Asian anthropogenic emissions are shown to be the dominant source of carbon monoxide (CO) pollution throughout the Arctic troposphere, except near the surface where European anthropogenic emissions are similarly important. Despite anomalously large fires in spring 2008, biomass burning is found to contribute little to mean CO during that period. AIRS satellite data are used to demonstrate a link between El Niño and Asian pollution transport to the Arctic, with transport hindered in 2008 due to a weakened Aleutian Low associated with La Niña conditions.

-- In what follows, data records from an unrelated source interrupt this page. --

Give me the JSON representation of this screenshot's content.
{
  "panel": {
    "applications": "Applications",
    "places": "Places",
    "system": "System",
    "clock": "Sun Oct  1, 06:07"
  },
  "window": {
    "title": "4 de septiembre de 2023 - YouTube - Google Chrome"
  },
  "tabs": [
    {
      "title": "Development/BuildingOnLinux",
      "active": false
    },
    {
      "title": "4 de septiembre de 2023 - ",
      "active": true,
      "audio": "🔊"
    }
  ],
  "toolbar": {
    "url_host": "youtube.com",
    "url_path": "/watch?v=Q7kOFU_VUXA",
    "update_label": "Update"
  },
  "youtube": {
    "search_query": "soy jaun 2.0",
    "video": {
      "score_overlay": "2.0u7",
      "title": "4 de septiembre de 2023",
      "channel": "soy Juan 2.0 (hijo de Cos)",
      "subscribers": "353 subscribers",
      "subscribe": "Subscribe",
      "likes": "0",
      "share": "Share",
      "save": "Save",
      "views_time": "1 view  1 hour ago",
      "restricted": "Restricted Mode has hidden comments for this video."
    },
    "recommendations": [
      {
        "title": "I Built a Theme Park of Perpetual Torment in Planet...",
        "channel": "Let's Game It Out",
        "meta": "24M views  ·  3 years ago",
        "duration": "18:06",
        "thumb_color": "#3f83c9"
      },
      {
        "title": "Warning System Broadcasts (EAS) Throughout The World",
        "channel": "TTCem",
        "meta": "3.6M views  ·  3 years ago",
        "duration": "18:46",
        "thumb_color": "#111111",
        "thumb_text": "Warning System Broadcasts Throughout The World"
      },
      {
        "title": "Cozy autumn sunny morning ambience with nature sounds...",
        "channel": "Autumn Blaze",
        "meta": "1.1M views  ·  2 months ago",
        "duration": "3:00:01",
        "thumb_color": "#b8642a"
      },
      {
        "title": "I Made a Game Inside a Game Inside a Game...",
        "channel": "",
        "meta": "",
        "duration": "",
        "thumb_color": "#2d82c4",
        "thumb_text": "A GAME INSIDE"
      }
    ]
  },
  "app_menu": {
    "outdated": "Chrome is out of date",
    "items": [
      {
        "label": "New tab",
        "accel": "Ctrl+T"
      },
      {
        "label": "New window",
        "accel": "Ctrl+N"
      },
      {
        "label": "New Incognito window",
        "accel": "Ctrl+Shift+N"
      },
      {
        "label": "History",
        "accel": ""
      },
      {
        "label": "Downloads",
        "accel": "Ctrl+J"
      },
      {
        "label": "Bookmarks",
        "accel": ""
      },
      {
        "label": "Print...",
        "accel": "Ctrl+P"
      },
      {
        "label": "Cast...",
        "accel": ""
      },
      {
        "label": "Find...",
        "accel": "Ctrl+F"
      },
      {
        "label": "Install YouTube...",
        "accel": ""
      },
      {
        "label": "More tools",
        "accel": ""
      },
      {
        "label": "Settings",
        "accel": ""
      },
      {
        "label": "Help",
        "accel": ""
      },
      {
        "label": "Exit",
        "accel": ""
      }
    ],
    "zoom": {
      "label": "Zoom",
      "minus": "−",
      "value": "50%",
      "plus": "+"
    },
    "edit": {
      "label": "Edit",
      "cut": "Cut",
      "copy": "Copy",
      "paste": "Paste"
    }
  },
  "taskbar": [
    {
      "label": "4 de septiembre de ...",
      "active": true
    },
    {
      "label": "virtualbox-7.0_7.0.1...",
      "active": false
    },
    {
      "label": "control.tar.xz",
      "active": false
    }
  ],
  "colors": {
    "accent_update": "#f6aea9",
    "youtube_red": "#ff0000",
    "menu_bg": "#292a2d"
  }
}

Sulfate-ammonium aerosol in the Arctic is found to derive from a more complicated mix of sources. European and East Asian emissions are important but not dominant sources of sulfate. Anthropogenic emissions from West Asia (Russia and Kazakhstan) are shown to provide the largest source of sulfate to the Arctic lower troposphere in winter. Ammonium is mostly from European and East Asian sources. In spring 2008, a large contribution from boreal fires resulted in a more neutralized aerosol in the free troposphere than at the surface. Aerosol transported to the Arctic from East Asia and Europe is found to be mostly neutralized, while West Asian and North American aerosol is highly acidic. Recent growth of sulfur emissions in West Asia may explain observations of increasing aerosol acidity in Alaska over the past decade.

Mercury in the Arctic shows a different seasonality from other pollutants, with a spring minimum driven by bromine chemistry over sea ice followed by a summer maximum. GEOS-Chem simulations of surface observations are used to argue that the summer peak cannot be explained by atmospheric transport, re-emission from snowpacks, or ocean kinetics. Instead, Russian rivers are proposed to provide a large flux of mercury to the Arctic Ocean in spring-summer, with subsequent evasion to the atmosphere driving the observed summer peak. The Arctic Ocean then provides a net source to the atmosphere, with rivers the dominant mercury source to the Arctic environment.